Execution Risk on $56B CapEx -- TSMC is deploying a record $52-$56 billion in CapEx in 2026 across multiple continents simultaneously. Arizona fabs face higher labor costs and construction challenges. The 2nm yield ramp must meet an aggressive timeline. CoWoS capacity must quadruple without bottlenecks. Executing all of this simultaneously at scale is a tall order, even for TSMC.


🎯 The Bottom Line

Here's the deal: An institutional trader just executed a textbook $28M put roll on the world's most important semiconductor company. They closed their losing March $370 put position, accepted the new reality of TSM at $340, and immediately re-established a larger position at the current price level with 67 more days of runway.

This is not a panicked exit. This is not capitulation. This is disciplined risk management combined with continued conviction.

The trader rolled down $30 in strike (from $370 to $340), rolled out 56 days in time (from March 20 to May 15), and increased their contract size from 5,100 to 11,000. They are saying: "The pullback from $390 was painful, but TSM at $340 with Q1 earnings guidance of +38% YoY revenue growth, record gross margins, fully-booked 2nm capacity, and NVIDIA becoming its largest customer? That is a price I am willing to own at."

If you are bullish on TSM: The $330-$340 zone is a technically and structurally supported level to build a position. The gamma wall at $330 ($24.1B GEX) provides a meaningful floor. The April 16 earnings report is your next major catalyst -- if TSM delivers on its strongest-ever guidance, the recovery toward $370-$390 could be swift. Consider the cash-secured put at $330 to get paid while you wait, or buy shares outright with a stop below the gamma support cluster.
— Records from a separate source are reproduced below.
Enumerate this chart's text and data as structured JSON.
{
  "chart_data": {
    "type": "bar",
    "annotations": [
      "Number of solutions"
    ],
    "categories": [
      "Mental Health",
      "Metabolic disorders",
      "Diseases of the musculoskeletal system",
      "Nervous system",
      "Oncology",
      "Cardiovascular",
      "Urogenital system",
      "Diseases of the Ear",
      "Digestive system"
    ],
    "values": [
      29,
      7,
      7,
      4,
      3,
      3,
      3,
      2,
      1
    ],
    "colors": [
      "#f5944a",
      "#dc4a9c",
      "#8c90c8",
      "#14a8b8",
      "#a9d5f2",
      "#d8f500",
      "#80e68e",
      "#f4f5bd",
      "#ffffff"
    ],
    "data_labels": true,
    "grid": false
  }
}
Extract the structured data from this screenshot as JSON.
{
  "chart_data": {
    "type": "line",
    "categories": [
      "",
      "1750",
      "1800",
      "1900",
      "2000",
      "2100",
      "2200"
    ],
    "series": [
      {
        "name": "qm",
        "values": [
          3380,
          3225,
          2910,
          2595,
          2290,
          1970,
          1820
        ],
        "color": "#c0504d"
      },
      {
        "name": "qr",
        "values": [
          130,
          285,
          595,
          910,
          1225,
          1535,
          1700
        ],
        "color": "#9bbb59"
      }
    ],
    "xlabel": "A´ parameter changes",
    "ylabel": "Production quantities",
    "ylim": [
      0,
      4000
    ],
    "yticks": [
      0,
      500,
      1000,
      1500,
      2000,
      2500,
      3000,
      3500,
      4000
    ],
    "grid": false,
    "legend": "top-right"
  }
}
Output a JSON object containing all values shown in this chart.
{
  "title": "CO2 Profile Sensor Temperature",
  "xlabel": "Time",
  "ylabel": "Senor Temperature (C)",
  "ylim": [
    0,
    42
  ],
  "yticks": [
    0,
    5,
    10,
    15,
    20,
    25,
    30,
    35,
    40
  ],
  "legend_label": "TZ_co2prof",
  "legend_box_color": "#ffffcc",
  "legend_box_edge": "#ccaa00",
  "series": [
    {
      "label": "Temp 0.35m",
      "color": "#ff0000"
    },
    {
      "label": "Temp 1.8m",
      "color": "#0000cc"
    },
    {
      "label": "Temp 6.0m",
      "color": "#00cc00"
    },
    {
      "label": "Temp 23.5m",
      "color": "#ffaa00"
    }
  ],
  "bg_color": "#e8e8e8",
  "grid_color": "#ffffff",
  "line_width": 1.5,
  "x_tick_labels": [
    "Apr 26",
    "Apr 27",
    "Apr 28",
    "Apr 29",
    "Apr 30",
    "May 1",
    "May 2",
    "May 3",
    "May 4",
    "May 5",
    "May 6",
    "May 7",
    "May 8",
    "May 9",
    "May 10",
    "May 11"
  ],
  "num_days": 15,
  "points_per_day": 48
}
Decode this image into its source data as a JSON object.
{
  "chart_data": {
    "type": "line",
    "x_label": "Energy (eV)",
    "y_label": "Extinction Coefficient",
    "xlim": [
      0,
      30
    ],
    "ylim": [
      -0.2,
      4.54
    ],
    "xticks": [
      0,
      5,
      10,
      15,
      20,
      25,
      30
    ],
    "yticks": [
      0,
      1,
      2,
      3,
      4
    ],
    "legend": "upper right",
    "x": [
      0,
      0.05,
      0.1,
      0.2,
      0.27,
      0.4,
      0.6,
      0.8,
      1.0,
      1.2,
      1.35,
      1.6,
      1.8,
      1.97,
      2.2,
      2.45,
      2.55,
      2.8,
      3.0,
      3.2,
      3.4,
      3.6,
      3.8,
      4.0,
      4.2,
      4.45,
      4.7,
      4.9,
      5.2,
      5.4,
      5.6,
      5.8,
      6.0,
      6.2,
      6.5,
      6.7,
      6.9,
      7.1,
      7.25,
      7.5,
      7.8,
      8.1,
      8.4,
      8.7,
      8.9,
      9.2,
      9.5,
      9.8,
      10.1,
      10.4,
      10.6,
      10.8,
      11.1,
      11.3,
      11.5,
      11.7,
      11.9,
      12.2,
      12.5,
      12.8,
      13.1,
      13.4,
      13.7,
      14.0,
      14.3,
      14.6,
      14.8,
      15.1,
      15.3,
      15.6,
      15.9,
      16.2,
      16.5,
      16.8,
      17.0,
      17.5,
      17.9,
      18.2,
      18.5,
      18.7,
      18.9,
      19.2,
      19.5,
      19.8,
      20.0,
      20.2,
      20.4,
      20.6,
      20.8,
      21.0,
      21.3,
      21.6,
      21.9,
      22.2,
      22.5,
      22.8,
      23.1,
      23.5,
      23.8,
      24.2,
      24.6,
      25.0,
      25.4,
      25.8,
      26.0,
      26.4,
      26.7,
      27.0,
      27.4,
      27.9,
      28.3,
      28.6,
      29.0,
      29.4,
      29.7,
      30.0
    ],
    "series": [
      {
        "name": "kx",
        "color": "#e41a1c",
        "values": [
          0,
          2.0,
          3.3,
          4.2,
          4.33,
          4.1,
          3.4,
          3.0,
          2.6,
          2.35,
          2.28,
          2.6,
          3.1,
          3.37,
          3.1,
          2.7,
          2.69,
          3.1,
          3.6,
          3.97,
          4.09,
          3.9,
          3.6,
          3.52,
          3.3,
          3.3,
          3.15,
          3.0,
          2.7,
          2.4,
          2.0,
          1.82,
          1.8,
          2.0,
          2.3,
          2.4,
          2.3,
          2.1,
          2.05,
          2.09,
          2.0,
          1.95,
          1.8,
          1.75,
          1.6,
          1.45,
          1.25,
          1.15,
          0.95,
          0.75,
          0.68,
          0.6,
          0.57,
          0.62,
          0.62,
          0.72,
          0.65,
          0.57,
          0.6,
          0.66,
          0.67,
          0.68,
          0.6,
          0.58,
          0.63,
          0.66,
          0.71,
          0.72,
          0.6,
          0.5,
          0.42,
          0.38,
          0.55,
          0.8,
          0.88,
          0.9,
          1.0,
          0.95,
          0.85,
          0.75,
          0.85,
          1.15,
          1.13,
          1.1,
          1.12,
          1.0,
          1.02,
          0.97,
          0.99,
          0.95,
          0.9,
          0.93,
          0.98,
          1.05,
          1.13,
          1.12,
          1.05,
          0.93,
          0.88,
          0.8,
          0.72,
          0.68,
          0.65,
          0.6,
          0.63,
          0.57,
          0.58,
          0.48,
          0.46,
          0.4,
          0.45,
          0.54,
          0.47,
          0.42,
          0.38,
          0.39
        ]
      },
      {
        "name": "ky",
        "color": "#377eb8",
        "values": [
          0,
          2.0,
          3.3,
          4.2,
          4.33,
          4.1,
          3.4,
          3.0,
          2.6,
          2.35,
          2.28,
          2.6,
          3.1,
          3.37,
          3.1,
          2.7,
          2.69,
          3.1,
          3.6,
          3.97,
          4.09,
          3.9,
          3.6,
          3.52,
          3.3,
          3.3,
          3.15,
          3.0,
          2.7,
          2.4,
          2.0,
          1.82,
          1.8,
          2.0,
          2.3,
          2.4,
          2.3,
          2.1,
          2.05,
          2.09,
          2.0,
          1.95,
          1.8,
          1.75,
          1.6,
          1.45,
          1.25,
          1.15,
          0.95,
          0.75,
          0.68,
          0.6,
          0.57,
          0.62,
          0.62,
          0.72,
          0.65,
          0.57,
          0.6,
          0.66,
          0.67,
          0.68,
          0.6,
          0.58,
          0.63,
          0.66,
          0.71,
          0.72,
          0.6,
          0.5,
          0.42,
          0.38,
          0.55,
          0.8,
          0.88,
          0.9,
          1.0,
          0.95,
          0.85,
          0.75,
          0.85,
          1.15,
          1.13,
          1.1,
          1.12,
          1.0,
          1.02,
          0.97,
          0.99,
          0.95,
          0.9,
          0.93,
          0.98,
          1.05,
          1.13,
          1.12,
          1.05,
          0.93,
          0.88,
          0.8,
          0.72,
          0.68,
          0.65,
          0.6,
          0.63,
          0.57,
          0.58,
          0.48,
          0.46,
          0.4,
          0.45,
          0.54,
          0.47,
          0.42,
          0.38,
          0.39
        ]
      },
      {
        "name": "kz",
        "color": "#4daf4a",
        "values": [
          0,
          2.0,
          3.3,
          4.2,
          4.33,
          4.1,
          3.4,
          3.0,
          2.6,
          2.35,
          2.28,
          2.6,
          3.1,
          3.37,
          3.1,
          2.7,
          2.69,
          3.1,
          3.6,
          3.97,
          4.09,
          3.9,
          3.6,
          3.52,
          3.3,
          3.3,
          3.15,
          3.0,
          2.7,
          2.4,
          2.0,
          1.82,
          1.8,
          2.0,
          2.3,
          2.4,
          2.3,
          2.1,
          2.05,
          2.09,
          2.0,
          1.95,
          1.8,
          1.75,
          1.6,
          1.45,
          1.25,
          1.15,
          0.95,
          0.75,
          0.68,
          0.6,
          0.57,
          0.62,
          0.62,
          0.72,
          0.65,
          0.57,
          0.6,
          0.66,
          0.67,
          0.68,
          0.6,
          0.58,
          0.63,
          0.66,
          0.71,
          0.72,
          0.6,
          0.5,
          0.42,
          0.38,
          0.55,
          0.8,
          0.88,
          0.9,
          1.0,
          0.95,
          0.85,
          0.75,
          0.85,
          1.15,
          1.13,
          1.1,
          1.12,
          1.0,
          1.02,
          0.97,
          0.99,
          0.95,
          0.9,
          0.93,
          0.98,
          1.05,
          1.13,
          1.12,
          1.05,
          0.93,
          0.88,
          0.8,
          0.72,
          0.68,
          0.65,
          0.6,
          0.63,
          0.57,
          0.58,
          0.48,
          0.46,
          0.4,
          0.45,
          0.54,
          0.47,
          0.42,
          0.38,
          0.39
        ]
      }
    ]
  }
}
If you are on the sidelines: The institutional put roll tells you sophisticated money believes $340 is a fair entry. But the stock is in a downtrend, trading below both major moving averages, with tariff uncertainty and geopolitical risk as real overhangs. If you want to wait, watch for one of these signals: (1) a close above $350 resistance, (2) a strong February revenue number (expected ~March 10), or (3) Q1 earnings on April 16 that confirms the growth trajectory.

If you are bearish: Respect the gamma support at $330 and the $327.50 secondary floor. A break below $327 would signal something more than a routine correction and could open the door to $315-$320. But going short a stock where an institution just put $12M behind the $340 level -- with $24.1B in gamma support at $330 and Q1 earnings guided well above consensus -- requires serious conviction and precise risk management.

The smart money has spoken. $28 million. A clean roll. Bullish bias. Now we wait for April 16 to find out if they are right. 👀


Disclaimer: This analysis is for informational purposes only and does not constitute financial advice. Options trading involves significant risk of loss. Always do your own research and consider your risk tolerance before entering any trade. Past unusual options activity is not a reliable predictor of future stock price movement.


About Taiwan Semiconductor Manufacturing Company: TSMC is the world's largest dedicated semiconductor foundry, manufacturing chips for Apple, NVIDIA, AMD, Qualcomm, and Broadcom. Founded in 1987, headquartered in Hsinchu, Taiwan, with a market cap of $1.76 trillion and over 75,000 employees. The company controls approximately 75% of leading-edge foundry revenue and over 90% of the world's most advanced chip production at 3nm and 5nm nodes.